È un caso interessante anche per fare chiarezza sul metodo utilizzato per definire questi obiettivi. Una specifica commissione individuò l’Emilia-Romagna come la regione più virtuosa sul piano degli asili nido: stabilendo che in quella regione c’era un posto ogni due bambini tra i 3 e i 36 mesi, e seguendo le indicazioni contenute in alcune normative europee, si decise che a livello nazionale fosse necessario garantire almeno un posto negli asili nido ogni tre bambini compresi in quella stessa fascia d’età. La cifra finale di 1,1 miliardi venne calcolata proprio su questa base. Siccome i bambini tra i 3 e i 36 mesi nelle regioni che stavano al di sotto di quella soglia minima erano 146mila, e siccome la spesa stimata per ciascun posto in un asilo nido era di 7.600 euro all’anno, la moltiplicazione di questi due fattori ha dato, come risultato, una spesa a regime di 1,1 miliardi all’anno.
Il secondo caso riguarda un procedimento simile seguito l’anno prima, nella legge di bilancio del 2021, quando c’era il secondo governo di Giuseppe Conte. La misura in discussione era un piano di potenziamento generale dei servizi sociali offerti dai comuni.
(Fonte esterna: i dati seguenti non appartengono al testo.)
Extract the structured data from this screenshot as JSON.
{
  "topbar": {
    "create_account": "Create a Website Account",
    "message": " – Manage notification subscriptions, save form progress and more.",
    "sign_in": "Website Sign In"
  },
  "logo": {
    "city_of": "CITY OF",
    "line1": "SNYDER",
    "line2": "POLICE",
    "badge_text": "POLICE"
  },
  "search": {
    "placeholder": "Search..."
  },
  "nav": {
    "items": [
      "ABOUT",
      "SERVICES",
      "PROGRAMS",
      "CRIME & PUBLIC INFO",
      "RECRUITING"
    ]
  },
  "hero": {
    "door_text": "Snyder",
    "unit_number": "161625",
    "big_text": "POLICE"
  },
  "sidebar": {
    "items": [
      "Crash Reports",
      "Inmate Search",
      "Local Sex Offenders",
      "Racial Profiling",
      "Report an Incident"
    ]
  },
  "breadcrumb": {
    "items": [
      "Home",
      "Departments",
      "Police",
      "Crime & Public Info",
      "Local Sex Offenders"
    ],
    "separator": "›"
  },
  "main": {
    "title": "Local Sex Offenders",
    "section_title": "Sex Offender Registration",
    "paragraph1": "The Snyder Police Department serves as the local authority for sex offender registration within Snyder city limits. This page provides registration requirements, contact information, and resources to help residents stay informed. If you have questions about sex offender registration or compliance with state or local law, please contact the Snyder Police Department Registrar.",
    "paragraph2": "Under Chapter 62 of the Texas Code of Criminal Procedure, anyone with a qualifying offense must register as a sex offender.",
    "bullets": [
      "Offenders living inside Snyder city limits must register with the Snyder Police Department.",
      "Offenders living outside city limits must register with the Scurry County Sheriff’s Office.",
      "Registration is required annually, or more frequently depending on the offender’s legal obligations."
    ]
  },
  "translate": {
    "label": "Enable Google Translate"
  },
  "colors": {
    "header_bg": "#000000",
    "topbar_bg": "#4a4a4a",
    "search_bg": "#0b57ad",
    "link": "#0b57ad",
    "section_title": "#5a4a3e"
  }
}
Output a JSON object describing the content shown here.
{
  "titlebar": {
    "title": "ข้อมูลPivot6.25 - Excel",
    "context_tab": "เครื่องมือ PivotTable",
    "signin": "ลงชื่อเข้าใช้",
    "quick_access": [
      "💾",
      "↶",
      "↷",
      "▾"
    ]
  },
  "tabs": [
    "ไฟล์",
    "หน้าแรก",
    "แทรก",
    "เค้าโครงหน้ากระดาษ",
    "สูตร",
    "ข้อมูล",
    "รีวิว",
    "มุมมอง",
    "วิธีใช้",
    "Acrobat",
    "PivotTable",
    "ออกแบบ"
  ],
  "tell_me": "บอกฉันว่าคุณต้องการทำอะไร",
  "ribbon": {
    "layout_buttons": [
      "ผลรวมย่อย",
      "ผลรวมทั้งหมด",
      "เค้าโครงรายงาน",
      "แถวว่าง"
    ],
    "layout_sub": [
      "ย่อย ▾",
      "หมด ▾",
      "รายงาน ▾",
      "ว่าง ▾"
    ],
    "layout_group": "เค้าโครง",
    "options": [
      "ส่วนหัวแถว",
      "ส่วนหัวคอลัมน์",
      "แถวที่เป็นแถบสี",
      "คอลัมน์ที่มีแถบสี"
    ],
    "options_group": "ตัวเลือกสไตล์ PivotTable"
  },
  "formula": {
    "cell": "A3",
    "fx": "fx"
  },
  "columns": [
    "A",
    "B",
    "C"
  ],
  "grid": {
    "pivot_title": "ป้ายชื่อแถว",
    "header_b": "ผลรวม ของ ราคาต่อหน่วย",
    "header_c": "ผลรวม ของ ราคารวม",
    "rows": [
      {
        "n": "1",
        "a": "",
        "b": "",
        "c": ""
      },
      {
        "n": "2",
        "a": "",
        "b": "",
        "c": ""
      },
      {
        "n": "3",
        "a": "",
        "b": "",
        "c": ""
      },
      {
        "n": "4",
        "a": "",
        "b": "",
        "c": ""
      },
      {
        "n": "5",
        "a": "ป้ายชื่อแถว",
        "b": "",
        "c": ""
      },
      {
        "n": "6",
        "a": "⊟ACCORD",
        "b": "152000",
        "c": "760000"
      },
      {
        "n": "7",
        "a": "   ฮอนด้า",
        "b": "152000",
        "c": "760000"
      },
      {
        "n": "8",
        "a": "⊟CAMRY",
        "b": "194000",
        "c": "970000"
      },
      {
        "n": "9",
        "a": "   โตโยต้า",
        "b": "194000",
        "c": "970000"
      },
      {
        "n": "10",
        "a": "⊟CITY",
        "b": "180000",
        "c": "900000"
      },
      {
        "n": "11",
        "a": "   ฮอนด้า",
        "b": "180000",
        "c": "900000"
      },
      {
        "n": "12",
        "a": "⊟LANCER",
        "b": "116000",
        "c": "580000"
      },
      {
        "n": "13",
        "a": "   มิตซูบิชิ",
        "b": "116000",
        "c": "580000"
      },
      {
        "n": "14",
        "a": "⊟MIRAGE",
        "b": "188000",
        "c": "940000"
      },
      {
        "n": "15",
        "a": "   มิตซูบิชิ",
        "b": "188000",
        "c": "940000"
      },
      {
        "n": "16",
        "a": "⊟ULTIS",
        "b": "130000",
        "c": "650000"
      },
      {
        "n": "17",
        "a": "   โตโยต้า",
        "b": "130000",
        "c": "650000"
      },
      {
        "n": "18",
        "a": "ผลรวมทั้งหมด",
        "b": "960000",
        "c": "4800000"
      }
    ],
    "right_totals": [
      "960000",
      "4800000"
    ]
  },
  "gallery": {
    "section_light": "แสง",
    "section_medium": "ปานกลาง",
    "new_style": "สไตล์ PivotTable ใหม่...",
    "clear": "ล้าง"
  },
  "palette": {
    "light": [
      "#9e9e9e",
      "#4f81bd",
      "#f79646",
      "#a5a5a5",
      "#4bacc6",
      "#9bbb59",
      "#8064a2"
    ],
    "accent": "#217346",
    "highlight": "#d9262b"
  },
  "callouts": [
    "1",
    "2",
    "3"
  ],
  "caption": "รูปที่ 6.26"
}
Come riferimento per stabilire l’obiettivo di servizio vennero presi i comuni delle province di Torino e di Bologna, e da quelli venne calcolata la spesa necessaria per estendere quello standard di servizi a tutti i comuni italiani.
Il calcolo tuttavia non si fermava lì: venne deciso di applicare anche un cosiddetto «coefficiente di riparto», ovvero adeguare quella cifra fissa alle caratteristiche demografiche e sociali dei vari comuni d’Italia, modellando l’obiettivo a seconda di quante persone vivevano in una certa provincia o in un’altra, e l’età media, e il reddito pro capite medio, eccetera. Ne venne fuori una norma che stanziava una somma crescente tra il 2021 e il 2029, partendo da circa 216 milioni e arrivando a quasi 619 milioni. Poi è stata programmata una spesa a regime annua di 650,9 milioni a partire dal 2030.